John Smith (Colin Farrell) and Pocahontas (Q'Orianka Kilcher)
begin a passionate love affair in The New World.
The New World is director Terrence Malick’s greatest pre-Tree of Life achievement. I say that because I have yet to see Malick’s latest film, but I think he’ll be hard pressed to top the work he did in 2005—at least the first 120 minutes of it. For two hours, The New World is nearly perfect. It’s a tragic story of unobtainable love that brilliantly parallels the early American pioneers’ quest for utopia. It’s exquisitely composed and features some fantastic acting, yet it almost falls apart in the final few scenes. It transforms suddenly from a film about ideas to a film about character, which is very atypical for Malick and kid of unwelcome in this case. It’s not as if we don’t care about the characters, but when they represent something so strong, powerful, and real, it’s nice to see that carried on throughout the entire film. Still, The New World’s strengths are too good to ignore. This is an outstanding film that every film lover needs to see.
The early 1600s was a time of conquest and exploration for a brave group of English men and women. After sailing across the Atlantic, one small group, led by Captain Christopher Newport (Christopher Plummer) and Captain John Smith (Colin Farrell) arrive at an encampment they’ll call Jamestown. It’s not easy living off the land, and they aren’t helped much by the natives—in fact, Smith at one point gets captured by them and is held prisoner for many months. During that time, he falls in love with Pocahontas (Q’Orianka Kilcher), and she reciprocates the feelings despite what would happen should her tribe find out about the affair.
When the two lovers separate, however, their perfect love is shattered. They can never recapture the feelings of that summer, and though they see each other somewhat regularly, that sense of unbridled passion is gone. Things aren’t helped by the growing tension between the natives and the settlers, and when Pocahontas’ family finds out about the love affair, the two groups go to war, and Smith ultimately flees to England.

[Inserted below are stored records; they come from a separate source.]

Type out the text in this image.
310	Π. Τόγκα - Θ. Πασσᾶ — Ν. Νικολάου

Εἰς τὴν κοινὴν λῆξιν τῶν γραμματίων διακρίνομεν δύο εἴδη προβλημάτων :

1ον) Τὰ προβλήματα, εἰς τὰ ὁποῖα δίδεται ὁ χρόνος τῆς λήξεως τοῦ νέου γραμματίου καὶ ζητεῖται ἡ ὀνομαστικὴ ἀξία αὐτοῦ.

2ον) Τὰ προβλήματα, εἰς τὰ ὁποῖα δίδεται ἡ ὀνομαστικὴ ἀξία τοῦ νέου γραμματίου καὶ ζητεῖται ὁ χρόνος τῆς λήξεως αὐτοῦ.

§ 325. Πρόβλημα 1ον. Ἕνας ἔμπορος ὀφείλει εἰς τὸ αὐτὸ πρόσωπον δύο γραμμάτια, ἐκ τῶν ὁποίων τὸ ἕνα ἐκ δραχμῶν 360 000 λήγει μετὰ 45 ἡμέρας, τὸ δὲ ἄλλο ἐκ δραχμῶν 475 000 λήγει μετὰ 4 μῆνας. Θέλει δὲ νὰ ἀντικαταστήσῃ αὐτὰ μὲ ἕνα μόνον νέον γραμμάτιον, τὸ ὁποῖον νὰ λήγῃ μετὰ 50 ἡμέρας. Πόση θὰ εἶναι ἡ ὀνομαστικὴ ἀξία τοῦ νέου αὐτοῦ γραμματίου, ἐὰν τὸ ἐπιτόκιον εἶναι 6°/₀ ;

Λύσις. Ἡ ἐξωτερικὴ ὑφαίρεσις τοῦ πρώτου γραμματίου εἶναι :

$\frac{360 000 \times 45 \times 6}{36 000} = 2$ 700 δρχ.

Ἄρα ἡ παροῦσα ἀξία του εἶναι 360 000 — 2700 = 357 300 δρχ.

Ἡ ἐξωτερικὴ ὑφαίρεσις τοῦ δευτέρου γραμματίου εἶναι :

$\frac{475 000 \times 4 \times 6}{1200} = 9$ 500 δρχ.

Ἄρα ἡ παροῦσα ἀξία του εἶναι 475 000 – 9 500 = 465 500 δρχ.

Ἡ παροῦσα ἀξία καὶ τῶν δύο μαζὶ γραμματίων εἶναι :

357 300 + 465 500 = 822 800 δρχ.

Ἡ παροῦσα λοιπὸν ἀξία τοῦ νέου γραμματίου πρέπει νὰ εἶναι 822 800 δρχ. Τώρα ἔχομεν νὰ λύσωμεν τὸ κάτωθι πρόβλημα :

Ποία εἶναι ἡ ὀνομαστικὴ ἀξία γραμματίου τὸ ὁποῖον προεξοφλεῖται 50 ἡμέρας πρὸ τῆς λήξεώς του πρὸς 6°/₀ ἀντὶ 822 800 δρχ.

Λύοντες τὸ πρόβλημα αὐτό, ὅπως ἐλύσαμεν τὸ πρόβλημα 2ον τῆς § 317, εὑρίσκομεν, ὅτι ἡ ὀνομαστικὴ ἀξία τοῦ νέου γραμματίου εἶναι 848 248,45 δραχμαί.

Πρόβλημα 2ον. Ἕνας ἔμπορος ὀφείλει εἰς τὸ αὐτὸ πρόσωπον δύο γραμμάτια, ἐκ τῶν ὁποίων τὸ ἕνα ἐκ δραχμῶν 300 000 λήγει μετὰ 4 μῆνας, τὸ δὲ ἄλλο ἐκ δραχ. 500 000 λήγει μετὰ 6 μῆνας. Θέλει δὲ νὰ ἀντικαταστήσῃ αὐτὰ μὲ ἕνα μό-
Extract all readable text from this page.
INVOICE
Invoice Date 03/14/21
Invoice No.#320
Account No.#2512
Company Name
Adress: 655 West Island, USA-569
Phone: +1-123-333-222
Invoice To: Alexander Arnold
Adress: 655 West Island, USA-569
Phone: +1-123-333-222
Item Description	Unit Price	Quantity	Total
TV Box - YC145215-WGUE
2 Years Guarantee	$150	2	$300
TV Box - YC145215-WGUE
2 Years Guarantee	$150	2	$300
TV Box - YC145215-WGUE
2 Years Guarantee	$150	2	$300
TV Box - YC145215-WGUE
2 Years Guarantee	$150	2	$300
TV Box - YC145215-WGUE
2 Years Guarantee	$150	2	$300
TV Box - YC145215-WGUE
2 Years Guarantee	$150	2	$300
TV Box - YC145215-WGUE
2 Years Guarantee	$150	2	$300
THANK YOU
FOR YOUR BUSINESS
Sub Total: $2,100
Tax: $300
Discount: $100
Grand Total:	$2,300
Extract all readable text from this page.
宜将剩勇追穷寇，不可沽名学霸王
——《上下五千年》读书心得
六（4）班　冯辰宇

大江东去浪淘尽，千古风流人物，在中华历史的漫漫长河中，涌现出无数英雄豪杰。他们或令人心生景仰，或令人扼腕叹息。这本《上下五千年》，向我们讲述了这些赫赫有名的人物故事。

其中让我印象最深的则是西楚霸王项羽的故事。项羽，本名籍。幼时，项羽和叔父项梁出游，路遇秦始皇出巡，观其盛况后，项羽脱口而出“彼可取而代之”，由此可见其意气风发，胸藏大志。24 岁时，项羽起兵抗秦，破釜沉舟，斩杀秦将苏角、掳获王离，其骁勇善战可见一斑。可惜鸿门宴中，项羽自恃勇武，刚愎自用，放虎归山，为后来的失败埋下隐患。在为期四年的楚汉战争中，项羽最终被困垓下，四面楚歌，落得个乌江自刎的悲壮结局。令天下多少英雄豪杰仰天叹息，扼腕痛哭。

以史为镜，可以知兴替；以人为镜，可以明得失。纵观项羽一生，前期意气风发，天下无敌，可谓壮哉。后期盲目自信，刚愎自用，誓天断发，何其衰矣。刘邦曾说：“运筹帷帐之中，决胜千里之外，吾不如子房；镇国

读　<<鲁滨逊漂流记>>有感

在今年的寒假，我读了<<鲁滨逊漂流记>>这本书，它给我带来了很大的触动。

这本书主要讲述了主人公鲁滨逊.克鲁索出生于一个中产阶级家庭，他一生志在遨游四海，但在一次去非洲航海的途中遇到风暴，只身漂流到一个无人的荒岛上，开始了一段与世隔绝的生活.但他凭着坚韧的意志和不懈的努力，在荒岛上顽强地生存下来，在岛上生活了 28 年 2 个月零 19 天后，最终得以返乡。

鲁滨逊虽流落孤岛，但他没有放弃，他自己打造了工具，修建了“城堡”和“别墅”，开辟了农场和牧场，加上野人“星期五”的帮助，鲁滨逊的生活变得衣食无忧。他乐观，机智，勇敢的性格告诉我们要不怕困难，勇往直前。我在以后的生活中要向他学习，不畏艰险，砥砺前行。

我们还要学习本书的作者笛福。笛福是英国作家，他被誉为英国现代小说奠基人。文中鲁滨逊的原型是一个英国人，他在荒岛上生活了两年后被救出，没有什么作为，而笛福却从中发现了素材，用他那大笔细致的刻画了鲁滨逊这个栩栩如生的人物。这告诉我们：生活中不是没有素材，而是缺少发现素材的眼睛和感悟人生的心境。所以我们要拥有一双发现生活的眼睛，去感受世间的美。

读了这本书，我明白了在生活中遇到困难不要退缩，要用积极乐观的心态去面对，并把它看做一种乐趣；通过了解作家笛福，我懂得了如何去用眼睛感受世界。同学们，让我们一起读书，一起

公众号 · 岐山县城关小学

This is definitely the film’s strongest material. I got major Benjamin Button vibes, which for many of you would be considered a bad thing, but not for me. Like Benjamin and Daisy in David Fincher’s film, Pocahontas and Smith are soul mates who are being kept apart by circumstances beyond their control. You can feel their longing and pain (thanks to great performances and a killer score by James Horner).
These intense feelings are mirrored by the settlers in their search for a better world. Though we’re never explicitly told why they chose to come to the new world, we get glimpses into the hardships they face and the will they must have if they want to survive. Their quest for freedom is far from easy, and many of them won’t live to see their risk pay off, but these are pioneers, and though not all of them are worth celebrating, we do want them to survive and thrive in their new home—our future home.
Once Smith leaves the picture, Pocahontas is heartbroken, but she ultimately finds a new man—John Rolfe (Christian Bale). The two actually marry and have a child, but she never truly loves him, as her heart belongs to John Smith. The scenes with Rolfe are good, for the most part. The role isn’t all that challenging for Bale, but he makes Rolfe and interesting foil. He’s kindhearted and a good man, and though we realize he and Pocahontas (who’s known as Rebecca at this point in the film) aren’t necessarily the perfect match, he does care for her at a time of need.
My issues with the conclusion have nothing to do with Rolfe, but with the sudden shift in the film’s focus. Without spoiling too much, something happens that changes Pocahontas and her attitude toward everyone around her quite drastically. She achieves closure by the film’s end, but that’s not what we had been led up to for two-plus hours. And it’s not as if the ending was really all that bad; It was fine. I was happy for Pocahontas. I just wasn’t expecting Malick to abandon his philosophical points so suddenly and so close to the end of such a great film.
I feel kind of strange complaining about a film giving its characters closure. I also feel strange about sounding so negative in a review of a film I thought was great. But The New World had the makings of a Requiem for a Dream, in which the only thing that is sacred is the filmmaker’s thesis. Malick’s lyrical, moving love story says a lot, but it doesn’t exactly practice what it preaches when all is said and done. The makings are there for an all-time great, but the film’s final few scenes let it down. But it’s hard to hate on a film this good for most of its running time. The New World is beautiful—emotionally and visually. Like A.I., though, it might be a film that’s best viewed if you shut it off just before the two-hour mark.